I'm interested in how threading in python works, so I did some analysis and decide to write a simple program using threads. A web crawler would be a good example to use thread. crawler.py implements a crawler using threading and a crawler using multiprocessing.dummy. crawler_concurrent.py implements a crawler using concurrent.futures module.

Description

I decide to crawl the data at http://my.fit.edu/~vkepuska/Android%20Programming/, in crawler.py, first I create a class that extends threading.Thread, very similar to Java, I override the run method.

class Downloader(threading.Thread):
	def __init__(self, queue):
		threading.Thread.__init__(self)
		self.queue = queue

	def run(self):
		while True:
			msg = self.queue.get()
			if isinstance(msg, str) and msg == 'quit':
				break
			fdir, url = msg
			print('downloading %s' %url)
			with open(fdir, 'wb') as f:
				f.write(urlreq.urlopen(url).read())
			print('%s downloaded' %url)
			self.queue.task_done()

The self.queue member variable is mutil-producer, multi-consumer queue used for safely exchanging information between threads. It has implemented all the locking semantics, so we don't have do add the synchronize keywords manually like we did in the classic producer-consumer problem written in Java.

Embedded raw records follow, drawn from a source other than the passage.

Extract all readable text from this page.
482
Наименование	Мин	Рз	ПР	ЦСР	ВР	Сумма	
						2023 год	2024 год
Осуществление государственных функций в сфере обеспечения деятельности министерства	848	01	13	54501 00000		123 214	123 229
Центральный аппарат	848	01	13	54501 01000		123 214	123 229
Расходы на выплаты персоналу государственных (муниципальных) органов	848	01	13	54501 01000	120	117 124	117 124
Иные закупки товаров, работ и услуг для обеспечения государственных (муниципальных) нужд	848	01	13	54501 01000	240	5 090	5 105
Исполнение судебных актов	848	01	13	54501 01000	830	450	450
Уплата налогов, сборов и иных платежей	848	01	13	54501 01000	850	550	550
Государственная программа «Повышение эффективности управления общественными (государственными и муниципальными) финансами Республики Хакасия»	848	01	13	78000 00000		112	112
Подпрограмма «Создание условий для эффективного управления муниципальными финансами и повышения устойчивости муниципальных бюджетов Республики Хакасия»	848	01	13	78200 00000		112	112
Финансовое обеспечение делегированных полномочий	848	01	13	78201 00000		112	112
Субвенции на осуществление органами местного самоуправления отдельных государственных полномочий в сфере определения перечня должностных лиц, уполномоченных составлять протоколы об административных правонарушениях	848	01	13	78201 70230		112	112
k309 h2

Now let's move on to the crawling method where the crawling operation happens. I manually create a thread pool of 8 threads, later you will see that there is a more convenient way of creating thread pool. As you can see the queue variable is passed to the threads in the pool to allow information exchange.

	downloaders = []
	queue = Queue()
	for i in range(8):
		dl = Downloader(queue)
		dl.start()
		downloaders.append(dl)

This is a simple Depth-First-Search. Whenever I encounter a resource, I put its url to queue. So basically the crawling method is like the producer which continuously produces resource links and the threads in the pool are like consumers who repeatedly fetch url from the queue and download its resource.

	while len(stack) != 0:# DFS
		topUrl = stack.pop()
		urltoken = topUrl.split('/')
		fdir = homDir + '/' + topUrl[topUrl.find('Android%20Programming/'):]#dir in file system
		if urltoken[-1] == '':#if path
			if not os.path.exists(fdir):
				os.mkdir(fdir)
			response = urlreq.urlopen(topUrl)
			soup = BeautifulSoup(response.read(), 'lxml')
			for link in soup.find_all('a'):
				href = link.get('href')
				if not href.startswith('/~vkepuska') and not href.startswith('?'):
					stack.append(topUrl + link.get('href'))
		else:
			queue.put((fdir, topUrl))

If the task of thread is highly self-contained, then there is a more convenient way to create a thread pool with concurrent.futures module. In crawler_concurrent.py I implement a method crawling

	with concurrent.futures.ThreadPoolExecutor(max_workers = 8) as executor:
		while len(stack) != 0:# DFS
			topUrl = stack.pop()
			urltoken = topUrl.split('/')
			fdir = homDir + '/' + topUrl[topUrl.find('Android%20Programming/'):]#dir in file system
			if urltoken[-1] == '':#if path
				print(topUrl)
				if not os.path.exists(fdir):
					os.mkdir(fdir)
				response = urlreq.urlopen(topUrl)
				soup = BeautifulSoup(response.read(), 'lxml')
				for link in soup.find_all('a'):
					href = link.get('href')
					if not href.startswith('/~vkepuska') and not href.startswith('?'):
						stack.append(topUrl + link.get('href'))
			else:
				executor.submit(download, fdir, url)

As you can see, I can create a thread pool with one line with concurrent.futures.ThreadPoolExecutor(max_workers = 8) as executor:, then in the crawling process whenever I encounter a resource I submit it to executor by executor.submit(download, fdir, url), download is a callable in which the downloading process happens.

What's even more amazing is that by changing with concurrent.futures.ThreadPoolExecutor(max_workers = 8) as executor: to with concurrent.futures.ProcessPoolExecutor(max_workers = 8) as executor I can change my crawler to multiprocessing mode.

Due to the Global Intepreter Lock in python, python thread does not allow real parallelism, which means multiple threads in the same process can not be run at the same time. What thread in python support is concurrency, in other words CPU time is switched between multiple threads. To achieve parallelism in python, multiprocessing module should be used.